Like magic, Magia has appeared on Melrose Avenue. It's been there for a while, actually, in the guise of Cafe Melrose, which served Chinese food. Last spring, Chinese went out and Italian came in along with a new owner and chef. And in December, the old name vanished and Magia, Caffe Italiano, was born.
It's a credible effort, but so new there are occasional stumbles, like those of a baby in its first wavering strides. The stumbles are mostly on the fringes, like the night the dinner rolls turned up burned and rock hard. Other times they were fabulous--little knots of dough tossed in a big bowl with herbs, garlic and olive oil.
The Caesar salad is, for the most part, ideal, its greens crisp and fresh, its dressing well blended. Too bad about those solid, soggy, unchewable croutons--the same dinner rolls cut into little pieces. The lasagna had its problems too--not in concept but in the blast of heat that melted cheese over the top but also dried and toughened the pasta.

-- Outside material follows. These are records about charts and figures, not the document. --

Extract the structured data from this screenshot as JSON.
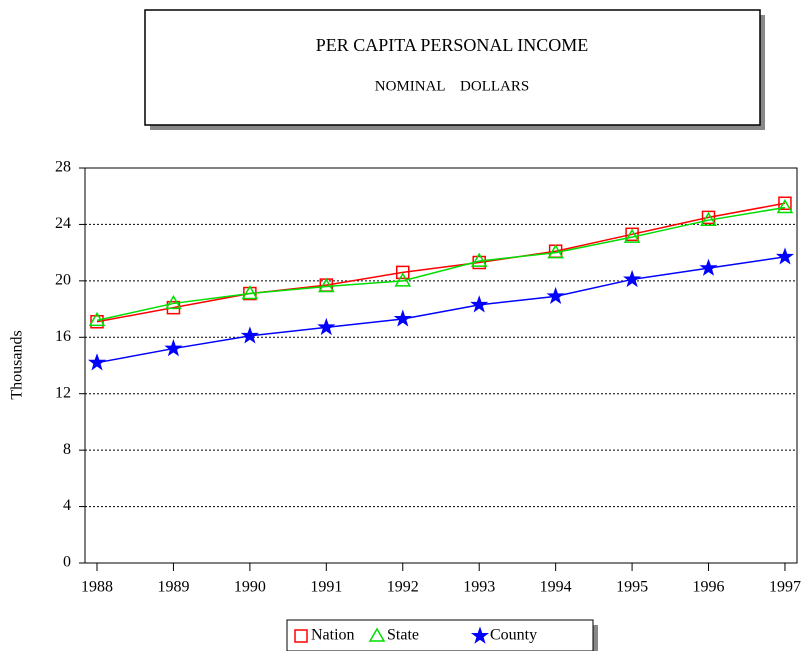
{
  "chart_data": {
    "type": "line",
    "title": "PER CAPITA PERSONAL INCOME",
    "subtitle": "NOMINAL    DOLLARS",
    "y_label": "Thousands",
    "categories": [
      "1988",
      "1989",
      "1990",
      "1991",
      "1992",
      "1993",
      "1994",
      "1995",
      "1996",
      "1997"
    ],
    "series": [
      {
        "name": "Nation",
        "color": "#ff0000",
        "marker": "square",
        "values": [
          17.1,
          18.1,
          19.1,
          19.7,
          20.6,
          21.3,
          22.1,
          23.3,
          24.5,
          25.5
        ]
      },
      {
        "name": "State",
        "color": "#00dd00",
        "marker": "triangle",
        "values": [
          17.2,
          18.4,
          19.1,
          19.6,
          20.0,
          21.4,
          22.0,
          23.1,
          24.3,
          25.2
        ]
      },
      {
        "name": "County",
        "color": "#0000ff",
        "marker": "star",
        "values": [
          14.2,
          15.2,
          16.1,
          16.7,
          17.3,
          18.3,
          18.9,
          20.1,
          20.9,
          21.7
        ]
      }
    ],
    "ylim": [
      0,
      28
    ],
    "yticks": [
      0,
      4,
      8,
      12,
      16,
      20,
      24,
      28
    ],
    "grid": true
  }
}
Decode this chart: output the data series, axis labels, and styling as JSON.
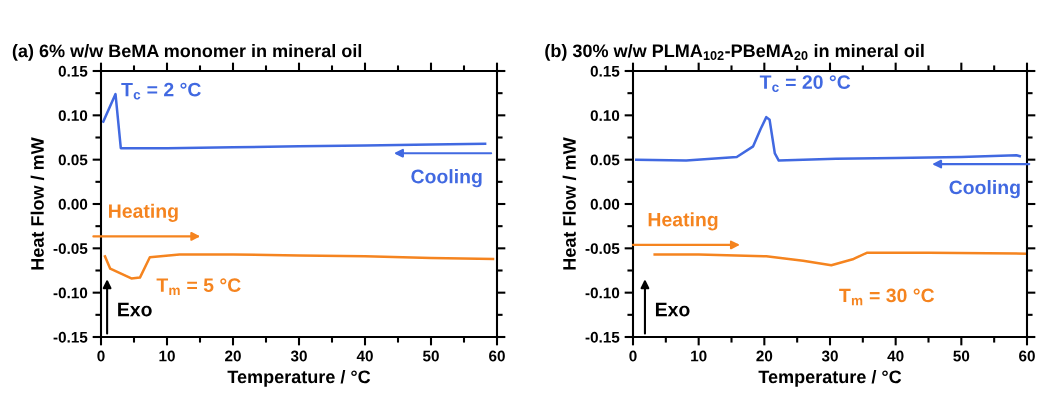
{
  "chart_data": [
    {
      "type": "line",
      "title": "(a) 6% w/w BeMA monomer in mineral oil",
      "xlabel": "Temperature / °C",
      "ylabel": "Heat Flow / mW",
      "xlim": [
        0,
        60
      ],
      "xticks": [
        0,
        10,
        20,
        30,
        40,
        50,
        60
      ],
      "ylim": [
        -0.15,
        0.15
      ],
      "yticks": [
        {
          "value": 0.15,
          "label": "0.15"
        },
        {
          "value": 0.1,
          "label": "0.10"
        },
        {
          "value": 0.05,
          "label": "0.05"
        },
        {
          "value": 0,
          "label": "0.00"
        },
        {
          "value": -0.05,
          "label": "-0.05"
        },
        {
          "value": -0.1,
          "label": "-0.10"
        },
        {
          "value": -0.15,
          "label": "-0.15"
        }
      ],
      "grid": false,
      "legend": false,
      "series": [
        {
          "color": "#4169e1",
          "x": [
            0.35,
            2.2,
            3.0,
            10,
            20,
            30,
            40,
            50,
            58.2
          ],
          "values": [
            0.093,
            0.124,
            0.063,
            0.063,
            0.064,
            0.065,
            0.066,
            0.067,
            0.068
          ]
        },
        {
          "color": "#f5841f",
          "x": [
            0.6,
            1.4,
            4.6,
            5.9,
            7.4,
            11.9,
            20,
            30,
            40,
            50,
            59.4
          ],
          "values": [
            -0.059,
            -0.073,
            -0.084,
            -0.083,
            -0.06,
            -0.057,
            -0.057,
            -0.058,
            -0.059,
            -0.061,
            -0.062
          ]
        }
      ],
      "annotations": [
        {
          "text": "T$_{c}$ = 2 °C",
          "x": 2.2,
          "y": 0.124
        },
        "Cooling",
        "Heating",
        {
          "text": "T$_{m}$ = 5 °C",
          "x": 4.6,
          "y": -0.084
        },
        "Exo"
      ]
    },
    {
      "type": "line",
      "title": "(b) 30% w/w PLMA$_{102}$-PBeMA$_{20}$ in mineral oil",
      "xlabel": "Temperature / °C",
      "ylabel": "Heat Flow / mW",
      "xlim": [
        0,
        60
      ],
      "xticks": [
        0,
        10,
        20,
        30,
        40,
        50,
        60
      ],
      "ylim": [
        -0.15,
        0.15
      ],
      "yticks": [
        {
          "value": 0.15,
          "label": "0.15"
        },
        {
          "value": 0.1,
          "label": "0.10"
        },
        {
          "value": 0.05,
          "label": "0.05"
        },
        {
          "value": 0,
          "label": "0.00"
        },
        {
          "value": -0.05,
          "label": "-0.05"
        },
        {
          "value": -0.1,
          "label": "-0.10"
        },
        {
          "value": -0.15,
          "label": "-0.15"
        }
      ],
      "grid": false,
      "legend": false,
      "series": [
        {
          "color": "#4169e1",
          "x": [
            0.5,
            8.1,
            15.8,
            18.3,
            19.4,
            20.3,
            20.8,
            21.6,
            22.2,
            30.9,
            40,
            50,
            58.4,
            58.9
          ],
          "values": [
            0.05,
            0.049,
            0.053,
            0.065,
            0.084,
            0.098,
            0.095,
            0.057,
            0.049,
            0.051,
            0.052,
            0.053,
            0.055,
            0.054
          ]
        },
        {
          "color": "#f5841f",
          "x": [
            3.3,
            10,
            20.3,
            25.9,
            30.2,
            33.6,
            35.6,
            45,
            59.8
          ],
          "values": [
            -0.057,
            -0.057,
            -0.059,
            -0.064,
            -0.069,
            -0.062,
            -0.055,
            -0.055,
            -0.056
          ]
        }
      ],
      "annotations": [
        {
          "text": "T$_{c}$ = 20 °C",
          "x": 20.3,
          "y": 0.098
        },
        "Cooling",
        "Heating",
        {
          "text": "T$_{m}$ = 30 °C",
          "x": 30.2,
          "y": -0.069
        },
        "Exo"
      ]
    }
  ]
}
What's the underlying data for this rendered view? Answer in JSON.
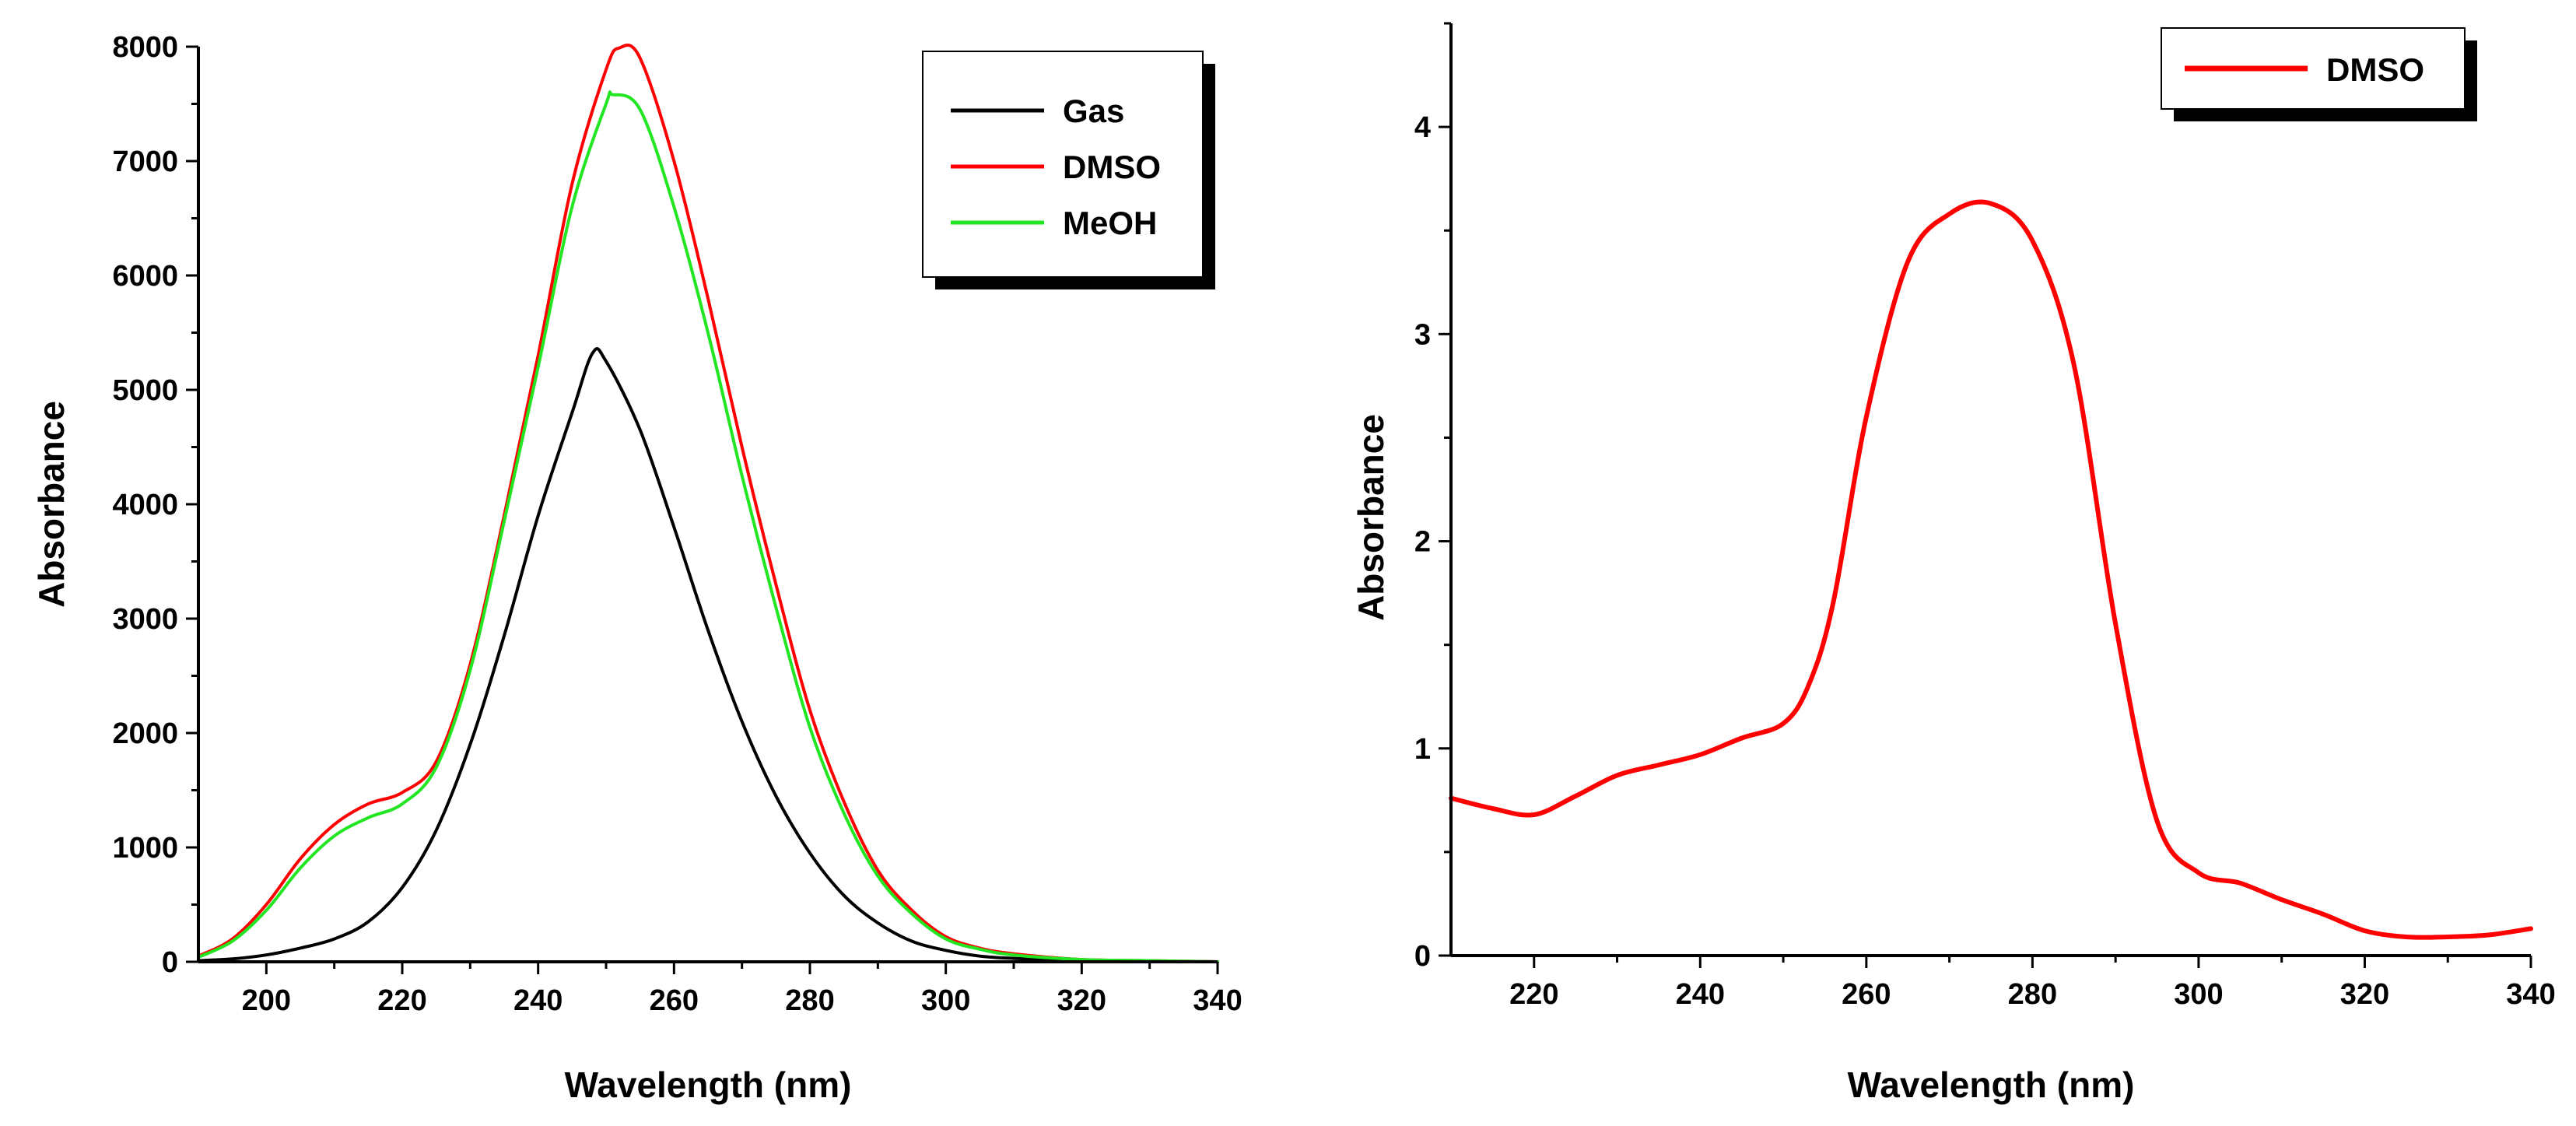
{
  "chart_data": [
    {
      "type": "line",
      "xlabel": "Wavelength (nm)",
      "ylabel": "Absorbance",
      "xlim": [
        190,
        340
      ],
      "ylim": [
        0,
        8000
      ],
      "xticks": [
        200,
        220,
        240,
        260,
        280,
        300,
        320,
        340
      ],
      "yticks": [
        0,
        1000,
        2000,
        3000,
        4000,
        5000,
        6000,
        7000,
        8000
      ],
      "legend_position": "top-right",
      "series": [
        {
          "name": "Gas",
          "color": "#000000",
          "x": [
            190,
            195,
            200,
            205,
            210,
            215,
            220,
            225,
            230,
            235,
            240,
            245,
            248,
            250,
            255,
            260,
            265,
            270,
            275,
            280,
            285,
            290,
            295,
            300,
            305,
            310,
            320,
            330,
            340
          ],
          "y": [
            10,
            25,
            60,
            120,
            200,
            350,
            650,
            1150,
            1900,
            2850,
            3900,
            4800,
            5320,
            5250,
            4650,
            3800,
            2900,
            2100,
            1450,
            950,
            580,
            340,
            180,
            100,
            50,
            30,
            10,
            5,
            0
          ]
        },
        {
          "name": "DMSO",
          "color": "#ff0000",
          "x": [
            190,
            195,
            200,
            205,
            210,
            215,
            220,
            225,
            230,
            235,
            240,
            245,
            250,
            252,
            255,
            260,
            265,
            270,
            275,
            280,
            285,
            290,
            295,
            300,
            305,
            310,
            320,
            330,
            340
          ],
          "y": [
            50,
            200,
            500,
            900,
            1200,
            1380,
            1480,
            1750,
            2600,
            3900,
            5300,
            6800,
            7800,
            7990,
            7900,
            7000,
            5800,
            4500,
            3300,
            2200,
            1400,
            800,
            450,
            220,
            120,
            70,
            20,
            10,
            0
          ]
        },
        {
          "name": "MeOH",
          "color": "#22e622",
          "x": [
            190,
            195,
            200,
            205,
            210,
            215,
            220,
            225,
            230,
            235,
            240,
            245,
            250,
            251,
            255,
            260,
            265,
            270,
            275,
            280,
            285,
            290,
            295,
            300,
            305,
            310,
            320,
            330,
            340
          ],
          "y": [
            40,
            180,
            450,
            820,
            1100,
            1260,
            1380,
            1700,
            2550,
            3850,
            5200,
            6600,
            7500,
            7580,
            7450,
            6600,
            5500,
            4250,
            3100,
            2050,
            1300,
            750,
            420,
            200,
            110,
            60,
            20,
            10,
            0
          ]
        }
      ]
    },
    {
      "type": "line",
      "xlabel": "Wavelength (nm)",
      "ylabel": "Absorbance",
      "xlim": [
        210,
        340
      ],
      "ylim": [
        0,
        4.5
      ],
      "xticks": [
        220,
        240,
        260,
        280,
        300,
        320,
        340
      ],
      "yticks": [
        0,
        1,
        2,
        3,
        4
      ],
      "legend_position": "top-right",
      "series": [
        {
          "name": "DMSO",
          "color": "#ff0000",
          "x": [
            210,
            215,
            220,
            225,
            230,
            235,
            240,
            245,
            250,
            253,
            256,
            260,
            265,
            270,
            275,
            280,
            285,
            290,
            295,
            300,
            305,
            310,
            315,
            320,
            325,
            330,
            335,
            340
          ],
          "y": [
            0.76,
            0.71,
            0.68,
            0.77,
            0.87,
            0.92,
            0.97,
            1.05,
            1.12,
            1.3,
            1.7,
            2.6,
            3.35,
            3.58,
            3.63,
            3.45,
            2.85,
            1.6,
            0.65,
            0.4,
            0.35,
            0.27,
            0.2,
            0.12,
            0.09,
            0.09,
            0.1,
            0.13
          ]
        }
      ]
    }
  ]
}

Orders sometimes get mixed up. A grilled chicken and red pepper pizza arrived instead of the sausage pizza ordered. No problem there, though. The chicken pizza was terrific. So was the sausage one (pizza con carne), according to the persistent customer who got it on his next visit.
So if you don't mind the occasional rough edge, go and enjoy the friendly informality, the good wine and some very good dishes. Live music, too, even during the week. I find the loud sounds intrusive in a small restaurant. But others may have tougher ear drums.
What to order? Try the chicken or veal al marsala. The Marsala sauce here is wonderful. I could spoon it up like soup. Lots of people one night were ordering veal saltimbocca-- rolls of veal, prosciutto and cheese held together with long, slim skewers. The dish seemed rich and salty to me so I ate only a little and took the rest home. The result is a testimonial for doggy bagging. Reheated, the veal displayed mellow flavors that had been subdued on the first go round. Sage and garlic came to the fore, balancing the richness of the cheese and saltiness of the prosciutto.
Rigatoni with pesto sauce--a creamy version with subtle basil flavor--was nice. And I liked the soft but chewy risotto. The porcini mushrooms specified on the menu were replaced in the risotto by ordinary mushrooms. But at least the waiter pointed that out in advance.
Fresh tuna baked with mozzarella di bufalo, sliced tomatoes and basil sounded interesting but didn't work, in my opinion. The heavy, gray slabs of tuna simply did not meld with the other components. But I can't say that about scampi spumanti-- shrimp with fresh tomatoes, arrugula and a light but spicy sauce on a bed of fettuccine. I'd order that one again.
A cream sauce over veal tortellini had no taste, but fettuccine with chicken and Champagne cream sauce was fine. There are sandwiches, calzone, an interesting carpaccio with artichoke hearts, traditional soups (minestrone, pasta e fagioli and stracciatella) and occasional specials. If you have any room for dessert after this hearty food, Magia offers a wicked chocolate fantasy cake and a good, not very sweet tiramisu. One night, I saw the prettiest fruit tarts imaginable. Unfortunately, I was too full to try one, and they didn't appear again.
Given the Italian accent, you would expect an Italian chef or certainly an Italian owner. But Magia has neither. Peggy McConnell is the proprietor. Omri Siklai, the amiable young chef, is from Israel.
Entrees (top price is $13.95) come with a choice of vegetables or angel hair pasta with tomatoes, garlic and basil. Pastas are $6.50 up; pizzas are $7.50 to $12.95, and you can have a bowl of minestrone for $3.50.
All wines listed can be ordered by the glass or bottle. Among the reds, try the Sicilian Duca di Salaparuta. It is easy to drink and suits anything but the lightest fish dish.
Magia, Caffe Italiano, 7661 Melrose Ave., Los Angeles; Call (213) 653-5364 for reservations. Open from 11:30 a.m. to 3 p.m. and from 6 p.m. to midnight Tuesday through Friday; from noon to midnight Saturday and from 5 to 10 p.m. Sunday. Closed Monday. Accepts MasterCard, Visa, American Express and Diner's Club. Street parking.